Measurements of FA and MD significantly contribute to the detection of axonal loss and gliosis in the periventricular WM areas in patients with iNPH. Diffusion tensor imaging may also represent a valuable noninvasive method for differentiating iNPH from other neurodegenerative diseases. Moreover, DTI can detect dynamic changes in the WM tracts after lumbar drainage or shunting procedures and could help identify iNPH patients who may benefit from surgical intervention 6).
A number of studies have investigated tractography-guided brain tumour surgery over the past years and reported good clinical results 7).
DTI-based tractography is an increasingly important tool for planning brain surgery in patients suffering from brain tumours. However, there is an ongoing debate which tracking approaches yield the most valid results.

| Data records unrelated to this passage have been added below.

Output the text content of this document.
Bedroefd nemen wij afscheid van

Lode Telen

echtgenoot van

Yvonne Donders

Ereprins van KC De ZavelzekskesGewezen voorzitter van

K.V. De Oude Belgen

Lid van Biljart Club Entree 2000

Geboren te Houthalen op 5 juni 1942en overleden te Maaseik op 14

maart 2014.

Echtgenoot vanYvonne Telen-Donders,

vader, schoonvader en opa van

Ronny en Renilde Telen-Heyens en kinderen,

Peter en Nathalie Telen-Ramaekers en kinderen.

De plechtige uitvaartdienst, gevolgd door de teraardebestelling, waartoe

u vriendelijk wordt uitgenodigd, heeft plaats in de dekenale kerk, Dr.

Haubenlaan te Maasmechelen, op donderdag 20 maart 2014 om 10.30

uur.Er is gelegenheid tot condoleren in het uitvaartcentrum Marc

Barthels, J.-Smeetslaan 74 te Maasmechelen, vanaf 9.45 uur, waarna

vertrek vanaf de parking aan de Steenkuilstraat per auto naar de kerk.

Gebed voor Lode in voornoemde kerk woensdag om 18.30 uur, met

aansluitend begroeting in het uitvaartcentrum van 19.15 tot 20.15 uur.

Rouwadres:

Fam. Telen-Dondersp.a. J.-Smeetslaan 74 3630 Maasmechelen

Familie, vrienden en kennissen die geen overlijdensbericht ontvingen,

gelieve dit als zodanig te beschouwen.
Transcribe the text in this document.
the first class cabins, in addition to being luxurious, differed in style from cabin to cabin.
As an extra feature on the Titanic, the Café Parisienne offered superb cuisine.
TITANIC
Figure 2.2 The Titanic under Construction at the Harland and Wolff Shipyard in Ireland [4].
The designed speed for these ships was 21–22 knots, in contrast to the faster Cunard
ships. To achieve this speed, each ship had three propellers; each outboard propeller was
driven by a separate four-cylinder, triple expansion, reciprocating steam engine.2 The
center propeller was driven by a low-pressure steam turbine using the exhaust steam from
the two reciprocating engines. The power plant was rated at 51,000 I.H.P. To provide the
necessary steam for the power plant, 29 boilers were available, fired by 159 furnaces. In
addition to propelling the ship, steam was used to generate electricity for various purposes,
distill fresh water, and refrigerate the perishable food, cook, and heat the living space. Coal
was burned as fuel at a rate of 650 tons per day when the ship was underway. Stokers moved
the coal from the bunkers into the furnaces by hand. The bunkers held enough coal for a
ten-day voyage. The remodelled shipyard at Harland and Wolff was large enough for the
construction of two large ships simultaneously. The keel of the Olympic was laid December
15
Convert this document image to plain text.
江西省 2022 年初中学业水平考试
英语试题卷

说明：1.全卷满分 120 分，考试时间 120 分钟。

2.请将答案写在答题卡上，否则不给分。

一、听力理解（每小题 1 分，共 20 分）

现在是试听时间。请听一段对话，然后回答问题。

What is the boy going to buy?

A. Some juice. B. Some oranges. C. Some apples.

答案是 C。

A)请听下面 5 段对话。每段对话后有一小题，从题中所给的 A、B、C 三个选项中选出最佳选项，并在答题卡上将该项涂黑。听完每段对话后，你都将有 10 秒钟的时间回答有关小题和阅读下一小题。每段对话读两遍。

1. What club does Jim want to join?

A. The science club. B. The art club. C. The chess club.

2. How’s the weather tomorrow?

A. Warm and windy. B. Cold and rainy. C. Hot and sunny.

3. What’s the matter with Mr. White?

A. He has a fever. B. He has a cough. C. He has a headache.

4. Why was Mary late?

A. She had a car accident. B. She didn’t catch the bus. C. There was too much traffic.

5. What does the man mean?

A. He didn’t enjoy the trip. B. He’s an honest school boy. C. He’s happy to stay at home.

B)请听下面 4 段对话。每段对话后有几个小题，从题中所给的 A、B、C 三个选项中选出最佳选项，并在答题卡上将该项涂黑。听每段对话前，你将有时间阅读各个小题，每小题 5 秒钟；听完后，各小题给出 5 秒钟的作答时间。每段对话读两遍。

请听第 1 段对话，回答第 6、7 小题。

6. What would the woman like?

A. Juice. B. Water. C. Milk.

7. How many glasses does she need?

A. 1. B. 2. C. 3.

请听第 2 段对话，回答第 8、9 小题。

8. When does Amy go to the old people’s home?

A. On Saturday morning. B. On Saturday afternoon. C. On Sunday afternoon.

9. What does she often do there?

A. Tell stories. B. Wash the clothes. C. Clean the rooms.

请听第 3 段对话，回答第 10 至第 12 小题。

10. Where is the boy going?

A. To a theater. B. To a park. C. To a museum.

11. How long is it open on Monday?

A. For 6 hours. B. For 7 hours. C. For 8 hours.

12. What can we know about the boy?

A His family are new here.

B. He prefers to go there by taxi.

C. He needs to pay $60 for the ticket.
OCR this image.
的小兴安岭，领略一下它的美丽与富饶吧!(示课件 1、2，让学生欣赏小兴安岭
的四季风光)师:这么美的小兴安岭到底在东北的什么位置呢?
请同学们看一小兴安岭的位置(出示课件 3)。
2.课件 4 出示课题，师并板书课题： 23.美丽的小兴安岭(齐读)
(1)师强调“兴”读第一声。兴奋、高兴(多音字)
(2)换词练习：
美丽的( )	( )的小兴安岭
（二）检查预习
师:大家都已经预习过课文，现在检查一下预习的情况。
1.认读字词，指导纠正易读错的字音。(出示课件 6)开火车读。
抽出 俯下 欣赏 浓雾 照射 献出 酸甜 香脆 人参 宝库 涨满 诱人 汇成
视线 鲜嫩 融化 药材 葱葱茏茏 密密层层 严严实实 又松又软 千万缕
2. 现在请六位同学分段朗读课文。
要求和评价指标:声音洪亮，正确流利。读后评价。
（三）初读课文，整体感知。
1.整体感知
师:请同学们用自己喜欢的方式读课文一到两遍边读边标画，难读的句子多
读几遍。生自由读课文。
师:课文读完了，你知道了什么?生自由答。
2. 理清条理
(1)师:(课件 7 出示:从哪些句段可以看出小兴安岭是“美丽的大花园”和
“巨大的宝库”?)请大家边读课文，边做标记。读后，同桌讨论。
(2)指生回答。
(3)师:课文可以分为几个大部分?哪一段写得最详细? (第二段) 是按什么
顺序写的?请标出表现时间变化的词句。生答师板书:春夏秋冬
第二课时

Especially the use of functional localizer data such as navigated transcranial magnetic stimulation (nTMS) or functional magnetic resonance imaging (fMRI) seem to improve fibre tracking data in conditions where anatomical landmarks are less informative due to tumour-induced distortions of the gyral anatomy.
It has been generally accepted that deep brain stimulation (DBS) not only acts in the nucleus where it is being applied, as initially thought, but that chronic stimulation activates axons located in its scope, and that this activation can exert its effects in distant areas. Considering this, DBS target identification should be made based on techniques that identify white matter tracts, such as tractography, rather than only by identifying specific nuclei on conventional magnetic resonance imaging.
Tractography has been used in the field of DBS to help clarify relevant aspects in the selection of targets and in evaluating its therapeutic effects in movement disorders, psychiatric diseases and pain.
Studies are scarce so far, but they have provided data that, if confirmed, may optimize DBS surgery. Tractography might become a routine tool for DBS surgery in the near future 8).
Diffusion tensor tractography (DTT) effectively revealed the location of the facial nerve (FN), including cases in which the FN was membranoid or passed through the interface between an area exhibiting cystic changes and the tumor nodule. Fibers aside from the FN and the TN were revealed by DTT in patients who retained functional hearing. Penetrating fibers were also found using DTT. This technique can be useful during VS resection 9).
Yoshino et al. visualized facial or vestibulocochlear nerves in nine of 11 patients (81.8%). For the first time, DTT proved able to visualize not only the facial nerve but also the vestibulocochlear nerve in VS patients. Despite our findings, good methods for distinguishing whether a visualized nerve tract represents facial nerve, vestibulocochlear nerve, or only noise remain unavailable. Close attention should therefore be paid to the interpretation of visualized fibers 10).